術後に見られやすい変化として、腫れ(浮腫)・内出血・目の充血などがあります。腫れは術後1〜3日でピークを迎え、1〜2週間かけて徐々に引いていくのが一般的です。内出血は体質や手術内容によって差があり、1〜2週間程度で吸収されることが多いとされています。
結膜(目の内側)への操作を行うため、術後しばらくは目のごろつき感や充血が続くことがあります。これは多くの場合2〜4週間程度で改善しますが、個人差があります。
考えられる合併症・リスク
裏ハムラ法に限らず、手術全般に共通するリスクとして感染・血腫(血のたまり)・縫合不全などが挙げられます。
目の下という繊細な部位の手術であるため、下まぶたの位置が変化する(下まぶたが外反する)リスクや、左右差が生じる可能性についても事前に十分な説明を受けることが大切です。

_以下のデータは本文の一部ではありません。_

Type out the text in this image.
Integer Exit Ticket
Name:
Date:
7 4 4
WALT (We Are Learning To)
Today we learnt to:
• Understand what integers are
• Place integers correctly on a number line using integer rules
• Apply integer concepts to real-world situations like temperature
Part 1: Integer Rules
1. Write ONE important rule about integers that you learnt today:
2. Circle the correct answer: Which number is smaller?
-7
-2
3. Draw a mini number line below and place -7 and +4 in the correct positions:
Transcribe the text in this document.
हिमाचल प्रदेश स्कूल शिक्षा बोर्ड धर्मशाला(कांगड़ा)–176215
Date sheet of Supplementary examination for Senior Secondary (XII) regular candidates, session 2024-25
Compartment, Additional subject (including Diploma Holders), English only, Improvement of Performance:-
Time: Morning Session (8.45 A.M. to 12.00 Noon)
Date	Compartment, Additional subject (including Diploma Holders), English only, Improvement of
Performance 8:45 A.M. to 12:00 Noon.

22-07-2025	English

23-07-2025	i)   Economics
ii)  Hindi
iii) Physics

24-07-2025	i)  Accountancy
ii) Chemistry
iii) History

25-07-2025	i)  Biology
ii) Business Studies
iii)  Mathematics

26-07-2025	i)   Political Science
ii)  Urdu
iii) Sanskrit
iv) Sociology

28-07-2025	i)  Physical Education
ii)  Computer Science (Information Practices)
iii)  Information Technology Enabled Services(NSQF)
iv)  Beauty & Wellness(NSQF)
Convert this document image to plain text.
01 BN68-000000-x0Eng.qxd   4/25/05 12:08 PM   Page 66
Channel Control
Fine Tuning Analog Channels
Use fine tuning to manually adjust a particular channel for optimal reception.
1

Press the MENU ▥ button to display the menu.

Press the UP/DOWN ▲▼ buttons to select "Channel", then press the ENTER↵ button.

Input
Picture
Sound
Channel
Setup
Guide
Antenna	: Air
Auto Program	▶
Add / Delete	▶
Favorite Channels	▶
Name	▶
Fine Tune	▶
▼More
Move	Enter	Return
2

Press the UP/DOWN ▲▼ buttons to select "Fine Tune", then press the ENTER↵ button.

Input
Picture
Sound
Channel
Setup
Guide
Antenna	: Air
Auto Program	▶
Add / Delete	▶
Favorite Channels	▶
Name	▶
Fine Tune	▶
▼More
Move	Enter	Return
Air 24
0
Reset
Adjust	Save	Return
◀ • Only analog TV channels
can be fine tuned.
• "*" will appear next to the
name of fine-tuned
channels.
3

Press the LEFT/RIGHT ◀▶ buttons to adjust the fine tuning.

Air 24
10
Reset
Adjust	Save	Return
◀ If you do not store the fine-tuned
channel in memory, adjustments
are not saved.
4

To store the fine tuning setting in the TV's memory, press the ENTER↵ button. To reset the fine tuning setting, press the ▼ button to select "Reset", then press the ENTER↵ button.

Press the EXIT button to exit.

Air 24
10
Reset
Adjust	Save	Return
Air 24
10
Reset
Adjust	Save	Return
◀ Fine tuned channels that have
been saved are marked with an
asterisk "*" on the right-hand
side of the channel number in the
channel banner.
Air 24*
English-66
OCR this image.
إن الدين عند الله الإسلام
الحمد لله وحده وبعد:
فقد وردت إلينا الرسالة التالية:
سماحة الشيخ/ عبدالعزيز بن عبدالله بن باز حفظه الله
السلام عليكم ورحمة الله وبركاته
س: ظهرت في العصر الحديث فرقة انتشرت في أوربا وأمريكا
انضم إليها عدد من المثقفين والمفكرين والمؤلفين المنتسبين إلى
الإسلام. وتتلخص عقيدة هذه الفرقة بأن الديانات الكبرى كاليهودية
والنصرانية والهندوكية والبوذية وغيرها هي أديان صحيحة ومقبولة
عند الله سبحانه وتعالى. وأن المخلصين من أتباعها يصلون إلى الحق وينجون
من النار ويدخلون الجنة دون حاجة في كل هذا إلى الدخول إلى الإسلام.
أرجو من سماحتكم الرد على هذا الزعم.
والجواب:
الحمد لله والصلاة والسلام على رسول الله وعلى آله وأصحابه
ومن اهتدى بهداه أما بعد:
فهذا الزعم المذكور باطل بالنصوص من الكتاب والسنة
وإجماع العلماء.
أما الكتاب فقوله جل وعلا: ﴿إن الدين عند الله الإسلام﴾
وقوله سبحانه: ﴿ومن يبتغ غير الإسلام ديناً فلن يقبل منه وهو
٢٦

また、脂肪の移動量・固定の仕方によっては仕上がりに凹凸が残る場合があります。こうしたリスクを最小限にするために、解剖学的知識を持つ形成外科専門医による施術と、術後の適切なフォローアップ体制が重要です。
術後の過ごし方のポイント
術後は激しい運動・飲酒・サウナなど血行を促進する行動を一定期間控える必要があります。また、コンタクトレンズの使用についても術後しばらくは制限がかかることが多く、眼鏡での生活が必要になります。術後のケアについては施術を受けるクリニックで詳しく説明を受けてください。
裏ハムラ法が向いている人・向いていない人
向いている方の特徴
裏ハムラ法が特に効果を期待できるのは、以下のような特徴を持つ方です。目の下を軽く押してみたとき脂肪が前に押し出される感覚がある方、鏡を天井に向けて上から顔を見たときに目の下のふくらみが軽減する方は、眼窩脂肪の突出が関与している可能性があります。
- 目の下に明確なふくらみ(眼窩脂肪の突出)がある方
- ふくらみの下にくぼみ(ティアトラフ)がある方
- 黒クマ・影クマが主な悩みの方
- スキンケアや注入療法で満足のいく改善が得られなかった方
- 皮膚表面に傷跡を残したくない方
- 比較的皮膚のたるみが少ない方(たるみが強い場合は表ハムラ法が選択肢になることがあります)
向いていない方・注意が必要な方
一方で、以下のような場合は裏ハムラ法だけでは十分な効果が得られないケースや、別の選択肢を検討すべきケースがあります。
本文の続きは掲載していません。